No income requirements necessary to receive services
Cook County, IL–(ENEWSPF)– Women who need mammograms need only go as far as their phone to find early detection screening services in Illinois. Free mammography, breast exams, pelvic exams and Pap tests are available to all uninsured Illinois women through the Illinois Breast and Cervical Cancer Program (IBCCP). Funded cooperatively by the U.S. Centers for Disease Control and Prevention and the Illinois Department of Public Health (IDPH), the program was created to provide breast and cervical cancer screening and referrals to uninsured women. In suburban Cook County, the Cook County Department of Public Health (CCDPH) is the lead agency for IBCCP.
"We cannot say enough about the value of early detection services, yet there are so many women who don’t know they can receive them," said Stephen A. Martin, Jr., Ph.D, M.P.H., chief operating officer of CCDPH. "There is no reason why a woman who needs a mammogram cannot get one."
IBCCP has been limited to uninsured women who make less than 250 percent of the federal poverty level. But Governor Rod Blagojevich announced earlier this week that IBCCP would expand October 1, 2007 to include any uninsured woman, regardless of her income. About 260,000 additional women will become eligible in the state.

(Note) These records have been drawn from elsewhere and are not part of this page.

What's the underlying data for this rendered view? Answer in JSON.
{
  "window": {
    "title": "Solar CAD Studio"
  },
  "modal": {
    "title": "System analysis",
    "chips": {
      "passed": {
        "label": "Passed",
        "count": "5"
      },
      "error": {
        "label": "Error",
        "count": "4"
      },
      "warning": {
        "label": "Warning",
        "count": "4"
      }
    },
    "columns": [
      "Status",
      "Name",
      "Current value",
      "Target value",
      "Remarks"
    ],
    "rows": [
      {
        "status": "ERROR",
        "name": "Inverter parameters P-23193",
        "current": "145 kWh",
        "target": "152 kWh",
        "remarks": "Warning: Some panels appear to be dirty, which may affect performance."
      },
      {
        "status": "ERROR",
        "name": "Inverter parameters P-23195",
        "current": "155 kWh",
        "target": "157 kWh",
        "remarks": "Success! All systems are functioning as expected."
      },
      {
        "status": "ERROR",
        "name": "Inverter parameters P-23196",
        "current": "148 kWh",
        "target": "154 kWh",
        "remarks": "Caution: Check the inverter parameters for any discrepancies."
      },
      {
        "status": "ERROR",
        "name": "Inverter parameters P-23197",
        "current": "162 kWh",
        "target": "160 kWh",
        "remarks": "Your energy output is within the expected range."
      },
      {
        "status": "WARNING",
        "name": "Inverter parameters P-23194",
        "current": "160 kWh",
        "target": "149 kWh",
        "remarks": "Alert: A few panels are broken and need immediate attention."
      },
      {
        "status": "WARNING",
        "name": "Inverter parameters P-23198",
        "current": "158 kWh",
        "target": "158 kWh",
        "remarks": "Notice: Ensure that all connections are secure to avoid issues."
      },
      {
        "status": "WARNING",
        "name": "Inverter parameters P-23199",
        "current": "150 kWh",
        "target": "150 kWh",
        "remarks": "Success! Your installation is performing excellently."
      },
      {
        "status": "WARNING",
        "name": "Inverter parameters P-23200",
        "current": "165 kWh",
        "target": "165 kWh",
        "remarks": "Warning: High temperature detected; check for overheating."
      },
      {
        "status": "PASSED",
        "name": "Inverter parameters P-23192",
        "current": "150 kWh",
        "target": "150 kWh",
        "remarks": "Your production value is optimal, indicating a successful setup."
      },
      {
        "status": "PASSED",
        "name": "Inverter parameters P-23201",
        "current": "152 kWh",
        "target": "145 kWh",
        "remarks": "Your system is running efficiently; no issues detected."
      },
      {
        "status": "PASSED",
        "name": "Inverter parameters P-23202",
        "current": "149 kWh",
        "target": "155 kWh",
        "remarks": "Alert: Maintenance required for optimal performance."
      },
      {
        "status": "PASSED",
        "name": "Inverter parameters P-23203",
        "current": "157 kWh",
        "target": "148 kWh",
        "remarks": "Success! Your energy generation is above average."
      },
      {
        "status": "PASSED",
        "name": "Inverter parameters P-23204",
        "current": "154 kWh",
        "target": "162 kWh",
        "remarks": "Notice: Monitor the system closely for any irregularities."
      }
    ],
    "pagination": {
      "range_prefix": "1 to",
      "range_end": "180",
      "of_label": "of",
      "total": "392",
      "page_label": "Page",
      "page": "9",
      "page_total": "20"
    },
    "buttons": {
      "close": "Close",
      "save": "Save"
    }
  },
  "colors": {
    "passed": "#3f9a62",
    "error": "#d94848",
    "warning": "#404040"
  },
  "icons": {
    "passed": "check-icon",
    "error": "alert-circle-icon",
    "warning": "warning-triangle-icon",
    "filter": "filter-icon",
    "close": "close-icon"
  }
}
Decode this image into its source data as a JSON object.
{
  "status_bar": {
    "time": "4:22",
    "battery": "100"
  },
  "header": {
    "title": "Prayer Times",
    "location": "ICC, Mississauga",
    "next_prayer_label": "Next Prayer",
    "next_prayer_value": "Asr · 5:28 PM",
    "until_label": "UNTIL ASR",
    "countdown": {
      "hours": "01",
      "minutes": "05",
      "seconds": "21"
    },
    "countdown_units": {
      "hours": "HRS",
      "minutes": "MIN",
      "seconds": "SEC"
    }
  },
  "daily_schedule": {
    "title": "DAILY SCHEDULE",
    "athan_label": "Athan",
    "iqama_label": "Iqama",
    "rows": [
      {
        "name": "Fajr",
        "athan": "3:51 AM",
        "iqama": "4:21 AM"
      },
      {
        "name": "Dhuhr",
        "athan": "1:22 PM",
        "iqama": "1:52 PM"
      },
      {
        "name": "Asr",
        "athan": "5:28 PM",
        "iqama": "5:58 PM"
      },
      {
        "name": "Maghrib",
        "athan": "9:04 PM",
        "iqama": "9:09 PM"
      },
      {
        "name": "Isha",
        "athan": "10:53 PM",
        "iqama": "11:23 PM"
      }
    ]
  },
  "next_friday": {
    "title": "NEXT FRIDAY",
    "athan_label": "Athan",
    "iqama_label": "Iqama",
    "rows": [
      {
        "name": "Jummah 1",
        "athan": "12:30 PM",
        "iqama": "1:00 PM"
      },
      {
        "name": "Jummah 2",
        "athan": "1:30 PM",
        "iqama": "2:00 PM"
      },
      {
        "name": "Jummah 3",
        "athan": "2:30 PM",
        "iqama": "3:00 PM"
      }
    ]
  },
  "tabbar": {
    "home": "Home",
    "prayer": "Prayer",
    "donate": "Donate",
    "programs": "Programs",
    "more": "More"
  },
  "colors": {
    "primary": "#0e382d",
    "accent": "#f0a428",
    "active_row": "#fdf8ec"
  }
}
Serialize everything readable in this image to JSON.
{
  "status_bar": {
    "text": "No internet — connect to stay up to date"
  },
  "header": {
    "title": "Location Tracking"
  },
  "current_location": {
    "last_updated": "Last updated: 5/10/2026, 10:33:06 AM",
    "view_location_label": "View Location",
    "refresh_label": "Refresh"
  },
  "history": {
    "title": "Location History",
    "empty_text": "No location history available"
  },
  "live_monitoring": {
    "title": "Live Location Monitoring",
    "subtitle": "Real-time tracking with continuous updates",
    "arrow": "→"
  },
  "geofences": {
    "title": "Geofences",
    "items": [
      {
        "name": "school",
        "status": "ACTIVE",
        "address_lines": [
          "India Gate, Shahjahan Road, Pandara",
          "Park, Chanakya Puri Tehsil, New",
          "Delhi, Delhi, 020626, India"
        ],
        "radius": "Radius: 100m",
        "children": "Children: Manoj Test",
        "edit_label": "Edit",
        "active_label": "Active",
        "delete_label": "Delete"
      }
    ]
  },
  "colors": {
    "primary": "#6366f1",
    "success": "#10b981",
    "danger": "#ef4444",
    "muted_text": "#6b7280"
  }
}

To enroll in the IBCCP program, women should phone the IDPH toll free Women’s Health-Line at 888-522-1282. The Women’s Health-Line staff will refer women to the respective lead agency.
Who is eligible?
- Uninsured women in Illinois, of any income.
- Uninsured women aged 40 to 64 may receive mammograms and clinical breast exams.
- Uninsured women aged 35 to 64 may receive pelvic exams and Pap tests.
- Women of any age who have symptoms of breast or cervical cancer may receive screenings.
If a woman is diagnosed with a cancerous condition, case managers will assist to fill out the necessary paperwork to ensure proper follow up for medical care. As of September 1, 2006 under the Healthcare Benefits for Persons with Breast or Cervical Cancer Act, any woman diagnosed with breast cancer, cervical cancer and/or a precancerous cervical condition, who meets the eligibility criteria, can be referred for health benefits for treatment.
"No woman should ever feel as though she has no options," added Dr. Martin.
IBCCP was created as a way to reduce breast and cervical cancer mortality by providing quality screening and diagnostic services that promote early detection.